Psikiyatristler birinin gerçekten deli olup olmadığını söyleyebilir miydi?
Stanford psikoloğu David Rosenhan cevabı bulmak istedi…
1973 yılında Stanford Psikoloğu David Rosenhan’ın Deneyi (“On Being Sane in Insane Places” – 1973), yaptı. Bu deney psikiyatri tanılarının güvenilirliğini sorgulayan ünlü bir çalışmadır. Deney, akıl sağlığı kurumlarının hasta değerlendirme süreçlerini ve “deli” (akıl hastası) etiketlemesinin ne kadar nesnel olduğunu test etmeyi amaçlamıştır.
1973’te, tamamen normal 8 insanı ABD’deki akıl hastanelerine gönderdi. Daha sonra bulduğu şey, psikolojinin gizli tarafını açığa çıkardı.
Stanford psikologlarından David Rosenhan, bunu öğrenmek için cesur bir deney tasarladı.
Kendilerini adamak isteyen 8 normal insanı işe aldı bu insanlar:
- 1 ressam
- 1 ev hanımı
- 1 çocuk doktoru
- 1 psikiyatrist
- 3 psikolog
- Rosenhan’ın kendisi
Görevleri mi?
Hastanelere sızmak!
“Sahte hastalara” basit talimatlar verildi:
- “Boş” veya “içi boş” diyen bir ses duyduğunuzu varsayalım!
- Başka semptom yok!
- Ayrıntılı notlar alın!
- Personeli aklı başında olduğunuza ikna ederek dışarı çıkmaya çalışın!
Sonra da 5 farklı eyalete dağıldılar. Hastanelere girerken, her bir sözde hasta gerçek hayat hikayelerini anlattı. Gerçek isimler. Gerçek işler. Gerçek aileler. Tek yalan? “Boş” diyen bir ses. Sonrasında olanlar Rosenhan’ı bile şok etti.
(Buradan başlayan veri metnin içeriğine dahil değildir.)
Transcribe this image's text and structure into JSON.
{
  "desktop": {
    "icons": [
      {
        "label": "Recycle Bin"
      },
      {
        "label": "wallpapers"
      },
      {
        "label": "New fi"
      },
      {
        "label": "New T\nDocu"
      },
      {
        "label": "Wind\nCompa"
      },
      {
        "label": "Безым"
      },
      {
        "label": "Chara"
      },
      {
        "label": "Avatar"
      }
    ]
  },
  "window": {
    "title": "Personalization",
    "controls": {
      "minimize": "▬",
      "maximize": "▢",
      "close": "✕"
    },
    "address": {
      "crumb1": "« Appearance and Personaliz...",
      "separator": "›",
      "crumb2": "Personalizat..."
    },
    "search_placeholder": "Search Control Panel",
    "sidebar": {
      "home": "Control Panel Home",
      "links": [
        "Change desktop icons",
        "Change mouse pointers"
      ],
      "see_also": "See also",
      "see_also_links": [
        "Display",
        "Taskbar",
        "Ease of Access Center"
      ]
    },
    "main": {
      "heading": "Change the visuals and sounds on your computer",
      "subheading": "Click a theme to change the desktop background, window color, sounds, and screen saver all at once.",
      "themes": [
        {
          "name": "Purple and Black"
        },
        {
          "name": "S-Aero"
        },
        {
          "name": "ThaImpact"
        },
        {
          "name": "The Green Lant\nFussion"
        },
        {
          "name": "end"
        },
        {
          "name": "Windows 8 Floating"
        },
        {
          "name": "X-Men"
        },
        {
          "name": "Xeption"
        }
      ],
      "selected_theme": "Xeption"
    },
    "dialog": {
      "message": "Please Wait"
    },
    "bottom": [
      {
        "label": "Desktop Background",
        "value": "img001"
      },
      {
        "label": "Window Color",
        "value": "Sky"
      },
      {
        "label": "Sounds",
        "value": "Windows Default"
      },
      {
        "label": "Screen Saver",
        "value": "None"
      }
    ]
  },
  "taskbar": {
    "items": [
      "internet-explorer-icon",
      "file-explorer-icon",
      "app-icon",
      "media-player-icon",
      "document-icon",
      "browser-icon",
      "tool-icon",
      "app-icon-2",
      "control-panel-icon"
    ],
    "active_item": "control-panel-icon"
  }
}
8’i de hemen hastaneye yatırıldı. Teşhisler?
- 7 “şizofreni”
- 1 “manik-depresif psikoz”
Tek bir doktor bile fark etmedi. Ama asıl kabus yeni başlıyordu.
Sahte hastalar içeride normal davranışlarını sürdürdü:
- Tüm kurallara uyuldu
- Sohbetlerle meşgul
- Deneyimleri hakkında notlar aldı
- Diğer hastalarla arkadaşlıklar kurdu
Yine de yaptıkları her şey hastalık merceğinden görülüyordu.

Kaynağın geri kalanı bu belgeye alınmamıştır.